Personal Attributes:
• Ability to identify, troubleshoot, and resolve complex data issues effectively.
• Strong teamwork, communication skills and intellectual curiosity to work collaboratively and effectively with cross-functional teams.
• Commitment to delivering high-quality, accurate, and reliable data products solutions.
• Willingness to embrace new tools, technologies, and methodologies.
• Innovative thinker with a proactive approach to overcoming challenges.



At Allata, we value differences.

Allata is an equal opportunity employer.

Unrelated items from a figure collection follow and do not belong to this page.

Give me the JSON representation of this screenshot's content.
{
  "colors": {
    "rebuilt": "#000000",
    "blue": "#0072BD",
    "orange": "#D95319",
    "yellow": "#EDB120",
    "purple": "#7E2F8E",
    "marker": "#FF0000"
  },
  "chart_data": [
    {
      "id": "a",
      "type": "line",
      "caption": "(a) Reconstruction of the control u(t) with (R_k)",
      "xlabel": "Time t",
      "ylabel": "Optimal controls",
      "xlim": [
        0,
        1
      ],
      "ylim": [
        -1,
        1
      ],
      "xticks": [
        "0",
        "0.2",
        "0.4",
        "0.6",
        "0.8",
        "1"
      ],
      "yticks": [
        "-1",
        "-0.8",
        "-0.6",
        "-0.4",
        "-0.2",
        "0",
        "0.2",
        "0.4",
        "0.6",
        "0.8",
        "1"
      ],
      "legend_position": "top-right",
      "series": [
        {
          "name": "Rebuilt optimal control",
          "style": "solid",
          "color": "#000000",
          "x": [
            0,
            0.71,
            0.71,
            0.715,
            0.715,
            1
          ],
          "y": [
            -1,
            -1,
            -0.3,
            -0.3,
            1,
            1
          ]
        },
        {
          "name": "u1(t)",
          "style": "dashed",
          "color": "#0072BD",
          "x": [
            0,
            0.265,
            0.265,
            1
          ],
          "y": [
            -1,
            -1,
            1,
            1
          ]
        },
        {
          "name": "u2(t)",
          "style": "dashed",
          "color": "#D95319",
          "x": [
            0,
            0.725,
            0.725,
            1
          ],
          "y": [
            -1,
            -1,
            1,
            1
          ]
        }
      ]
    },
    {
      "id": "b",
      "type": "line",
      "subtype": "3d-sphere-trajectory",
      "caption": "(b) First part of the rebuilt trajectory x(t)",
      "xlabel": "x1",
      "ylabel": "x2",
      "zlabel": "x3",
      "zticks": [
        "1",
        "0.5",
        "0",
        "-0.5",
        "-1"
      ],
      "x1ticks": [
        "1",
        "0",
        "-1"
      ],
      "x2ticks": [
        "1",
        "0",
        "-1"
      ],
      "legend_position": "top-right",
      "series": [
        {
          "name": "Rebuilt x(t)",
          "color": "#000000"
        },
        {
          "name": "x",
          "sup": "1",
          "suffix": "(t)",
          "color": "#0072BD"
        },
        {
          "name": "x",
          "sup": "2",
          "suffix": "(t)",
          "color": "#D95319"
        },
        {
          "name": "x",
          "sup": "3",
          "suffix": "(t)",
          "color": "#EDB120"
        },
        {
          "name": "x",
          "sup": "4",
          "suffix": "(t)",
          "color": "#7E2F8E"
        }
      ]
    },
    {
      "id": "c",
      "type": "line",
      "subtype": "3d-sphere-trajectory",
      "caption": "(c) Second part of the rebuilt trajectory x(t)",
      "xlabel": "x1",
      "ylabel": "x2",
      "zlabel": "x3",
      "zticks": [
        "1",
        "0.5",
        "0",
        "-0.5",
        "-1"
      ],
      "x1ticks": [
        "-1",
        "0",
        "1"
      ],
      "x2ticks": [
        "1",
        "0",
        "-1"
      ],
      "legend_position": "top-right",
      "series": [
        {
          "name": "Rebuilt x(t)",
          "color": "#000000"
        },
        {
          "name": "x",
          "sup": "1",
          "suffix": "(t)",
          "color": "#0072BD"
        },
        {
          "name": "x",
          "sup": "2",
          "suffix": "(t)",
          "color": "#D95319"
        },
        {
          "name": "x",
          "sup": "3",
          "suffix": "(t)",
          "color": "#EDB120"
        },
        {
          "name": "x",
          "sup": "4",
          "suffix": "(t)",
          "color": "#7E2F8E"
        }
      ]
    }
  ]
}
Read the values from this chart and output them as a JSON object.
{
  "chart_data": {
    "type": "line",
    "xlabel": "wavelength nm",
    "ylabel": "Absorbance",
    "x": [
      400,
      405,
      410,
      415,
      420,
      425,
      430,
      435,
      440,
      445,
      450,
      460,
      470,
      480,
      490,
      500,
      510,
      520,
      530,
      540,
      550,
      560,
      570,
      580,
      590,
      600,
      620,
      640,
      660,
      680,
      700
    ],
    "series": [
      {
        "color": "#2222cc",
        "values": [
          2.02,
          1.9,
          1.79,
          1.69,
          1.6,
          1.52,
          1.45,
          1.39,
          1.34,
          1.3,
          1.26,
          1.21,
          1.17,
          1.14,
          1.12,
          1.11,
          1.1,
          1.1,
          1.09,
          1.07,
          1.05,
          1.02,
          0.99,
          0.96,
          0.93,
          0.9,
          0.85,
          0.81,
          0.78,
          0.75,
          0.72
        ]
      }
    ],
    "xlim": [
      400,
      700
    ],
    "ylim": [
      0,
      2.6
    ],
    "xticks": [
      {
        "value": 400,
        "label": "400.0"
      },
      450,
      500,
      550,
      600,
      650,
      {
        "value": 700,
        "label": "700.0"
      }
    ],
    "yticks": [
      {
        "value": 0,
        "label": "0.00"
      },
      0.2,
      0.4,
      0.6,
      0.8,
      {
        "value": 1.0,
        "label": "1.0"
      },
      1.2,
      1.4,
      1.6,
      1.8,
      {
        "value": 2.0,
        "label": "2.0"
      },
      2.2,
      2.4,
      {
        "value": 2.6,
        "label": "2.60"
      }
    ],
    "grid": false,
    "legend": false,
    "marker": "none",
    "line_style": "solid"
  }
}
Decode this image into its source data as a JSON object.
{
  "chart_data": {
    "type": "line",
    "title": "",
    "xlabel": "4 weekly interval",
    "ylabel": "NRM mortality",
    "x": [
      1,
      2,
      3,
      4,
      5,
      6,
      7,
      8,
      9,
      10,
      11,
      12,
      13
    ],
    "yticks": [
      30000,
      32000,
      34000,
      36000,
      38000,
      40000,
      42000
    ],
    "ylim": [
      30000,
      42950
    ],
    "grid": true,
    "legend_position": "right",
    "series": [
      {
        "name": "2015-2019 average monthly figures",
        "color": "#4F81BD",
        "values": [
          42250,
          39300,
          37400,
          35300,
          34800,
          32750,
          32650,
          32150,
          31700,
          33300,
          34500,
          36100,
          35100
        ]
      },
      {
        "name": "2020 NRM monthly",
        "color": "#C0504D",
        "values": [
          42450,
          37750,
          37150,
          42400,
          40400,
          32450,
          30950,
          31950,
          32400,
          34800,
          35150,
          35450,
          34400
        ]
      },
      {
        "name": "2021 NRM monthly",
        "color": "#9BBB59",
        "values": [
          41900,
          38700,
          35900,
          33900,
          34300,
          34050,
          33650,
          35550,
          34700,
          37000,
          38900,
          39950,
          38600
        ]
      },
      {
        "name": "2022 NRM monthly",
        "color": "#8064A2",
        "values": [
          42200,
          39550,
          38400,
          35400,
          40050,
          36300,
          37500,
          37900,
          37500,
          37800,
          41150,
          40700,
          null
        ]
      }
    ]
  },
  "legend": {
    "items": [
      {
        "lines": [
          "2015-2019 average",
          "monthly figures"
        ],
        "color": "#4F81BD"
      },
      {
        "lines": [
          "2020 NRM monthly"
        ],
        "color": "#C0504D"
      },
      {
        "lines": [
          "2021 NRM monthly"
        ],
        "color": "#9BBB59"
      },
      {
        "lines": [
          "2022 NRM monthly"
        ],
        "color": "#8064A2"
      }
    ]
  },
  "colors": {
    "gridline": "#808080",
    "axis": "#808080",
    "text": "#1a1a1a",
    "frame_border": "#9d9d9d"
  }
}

We celebrate diversity and are committed to creating an inclusive environment for all employees.

Allata makes employment decisions without regard to race, color, creed, religion, age, ancestry, national origin, veteran status, sex, sexual orientation, gender, gender identity, gender expression, marital status, disability or any other legally protected category.

This policy applies to all terms and conditions of employment, including but not limited to, recruiting, hiring, placement, promotion, termination, layoff, recall, transfer, leaves of absence, compensation, and training.